Since the Main Agreement will by its terms lapse when and if the company implements its “really” final offer (following impasse), and since the Supplemental Agreement contains no arbitration clause, the union may be forсed to go to court to enforce what it claims are its rights under that Agreement, as preserved by section 7(b) of the Main Agreement. Implementation of the final offer will bring the Main Agreement to an end, and the arbitration clause in it will die with the rest of the agreement.
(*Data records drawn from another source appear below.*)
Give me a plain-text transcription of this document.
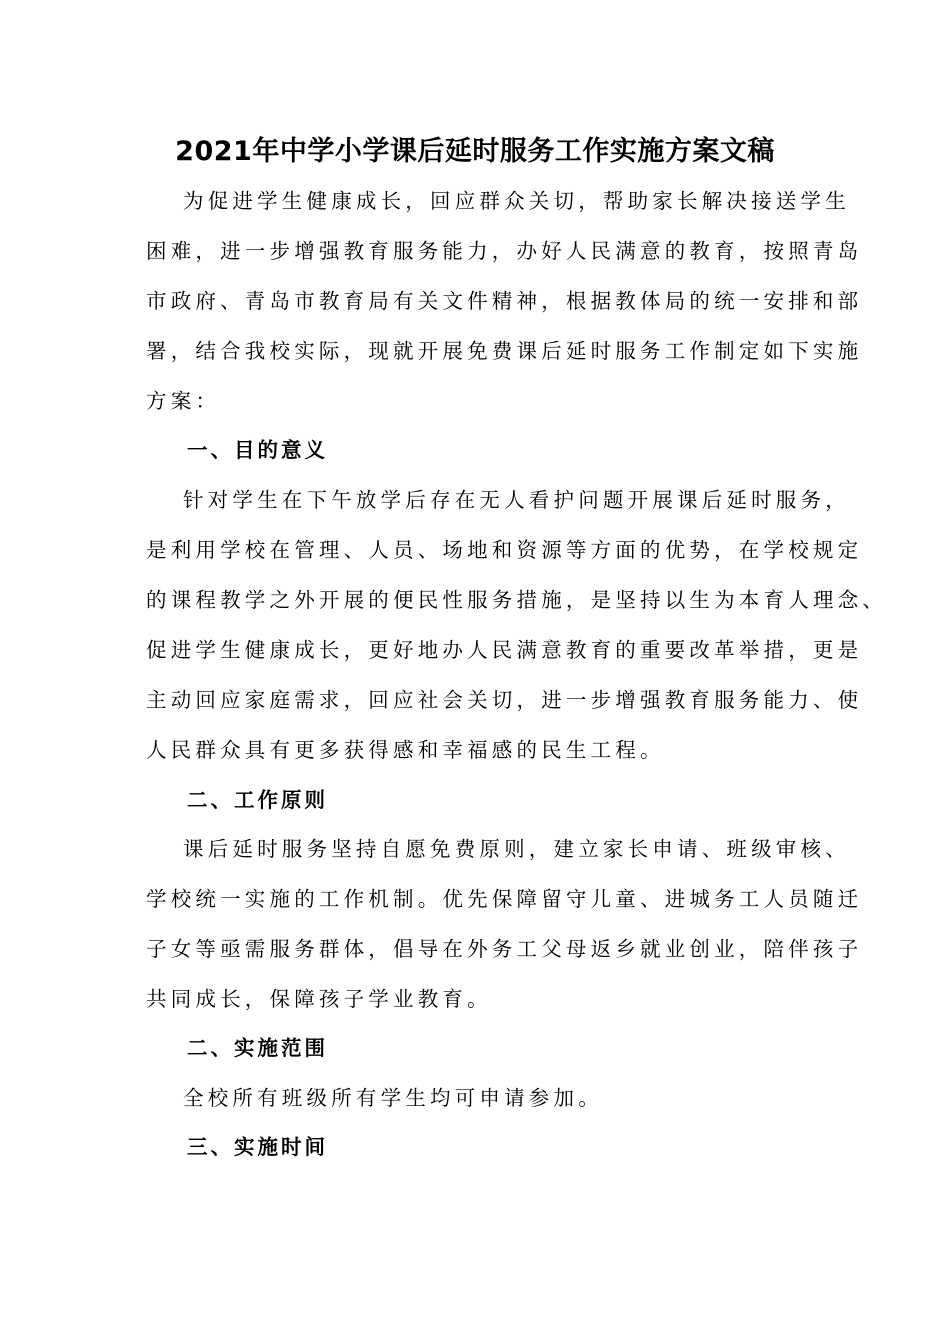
2021年中学小学课后延时服务工作实施方案文稿
为促进学生健康成长，回应群众关切，帮助家长解决接送学生
困难，进一步增强教育服务能力，办好人民满意的教育，按照青岛
市政府、青岛市教育局有关文件精神，根据教体局的统一安排和部
署，结合我校实际，现就开展免费课后延时服务工作制定如下实施
方案：
一、目的意义
针对学生在下午放学后存在无人看护问题开展课后延时服务，
是利用学校在管理、人员、场地和资源等方面的优势，在学校规定
的课程教学之外开展的便民性服务措施，是坚持以生为本育人理念、
促进学生健康成长，更好地办人民满意教育的重要改革举措，更是
主动回应家庭需求，回应社会关切，进一步增强教育服务能力、使
人民群众具有更多获得感和幸福感的民生工程。
二、工作原则
课后延时服务坚持自愿免费原则，建立家长申请、班级审核、
学校统一实施的工作机制。优先保障留守儿童、进城务工人员随迁
子女等亟需服务群体，倡导在外务工父母返乡就业创业，陪伴孩子
共同成长，保障孩子学业教育。
二、实施范围
全校所有班级所有学生均可申请参加。
三、实施时间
Litton Financial Printing Division v. NLRB,
— U.S.-,
We may bring this long opinion to a close by recalling the earlier point that the Supplemental Agreement is by its terms re-scindable by the mutual agreement of the parties. Any offer by the Sun-Times to change the terms and conditions of employment in the composing term is an offer to rescind the Supplemental Agreement insofar as that agreement might bar the changes. It is, in short, a step in the negotiation of a new collective bargaining agreement. This is true whether it is a nonfinal or a final offer, for in either case it is an offer the union may decide to accept. To inject the arbitrator into the negotiation stage would be to convert grievance arbitration into interest arbitration by using the arbitrator to constrain the *1511 negotiations. The negotiation stage is not over until the Sun-Times abandons negotiations, and this hasn’t happened yet. There is not yet disagreement within the meaning of a clause that authorizes only grievance arbitration and that does not authorize either interest arbitration or advisory opinions.
The judgment in No. 90-3501 is affirmed. The judgment in No. 90-3503 is also affirmed, but with sanctions; the Sun-Times shall have fifteen days within which to submit a statement of its reasonable attorney’s fees incurred in defending the appeal.